Typical Preparations and Dosing
Traditionally, the bark and roots are boiled in water and drunk as a tea, or sometimes applied externally as a wash. In supplement form, muira puama is available as capsules, tinctures, and powdered bark. Doses in the range of 500 to 1,050 mg daily have been described as possibly safe for up to one month, though there isn’t enough clinical data to establish a well-defined dosing range. Most commercial supplements fall within this window.
If you’re choosing a supplement, look for products made from the bark rather than the leaves, since the alkaloids that drive most of the biological activity are concentrated in the bark. Standardized extracts, particularly ethanol-based extractions, are what researchers have used in the studies showing brain and sexual health benefits.
Safety and What We Don’t Know
Muira puama has a relatively clean safety profile based on what’s currently available, but that partly reflects how little formal study it has received. No significant adverse effects have been reported in humans at typical supplement doses. In preclinical (animal) studies, some researchers noted impairment of short and long-term memory at certain doses and reduced physical activity, which is worth noting given that lower doses appear to enhance memory. As with many herbal compounds, dose matters.
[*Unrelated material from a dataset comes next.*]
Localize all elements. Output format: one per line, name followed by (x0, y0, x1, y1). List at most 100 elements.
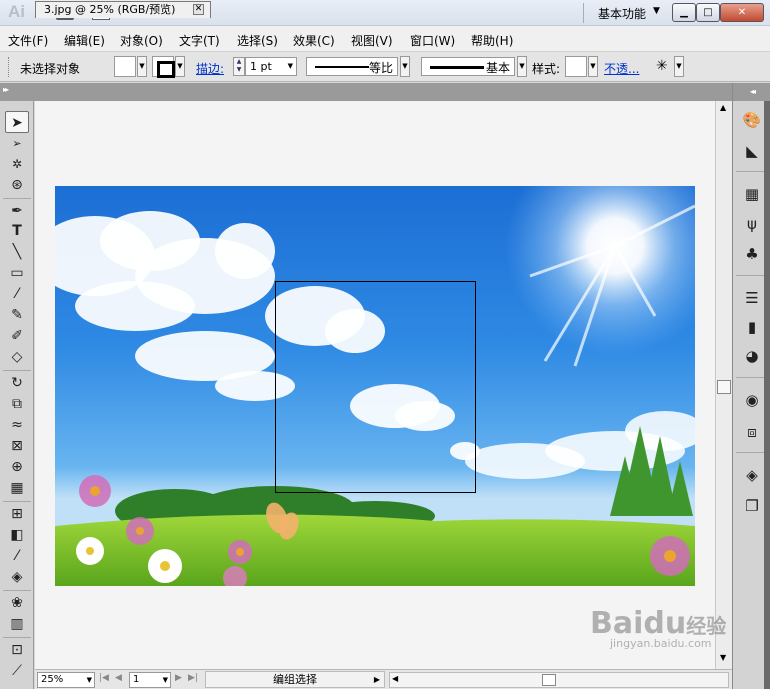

There are no well-documented drug interactions, but this is a gap in the research rather than confirmation of safety. Because muira puama influences hormone receptors and nitric oxide pathways, people taking hormone therapies or blood pressure medications should be cautious. The effects on nitric oxide production also mean it could theoretically interact with erectile dysfunction drugs, amplifying their blood-pressure-lowering effects.
The biggest limitation is the lack of large, controlled human trials. Most of the promising findings come from animal models and laboratory experiments. The traditional use spanning centuries provides a degree of confidence in basic safety, but it can’t substitute for clinical evidence on long-term use or precise effective dosing.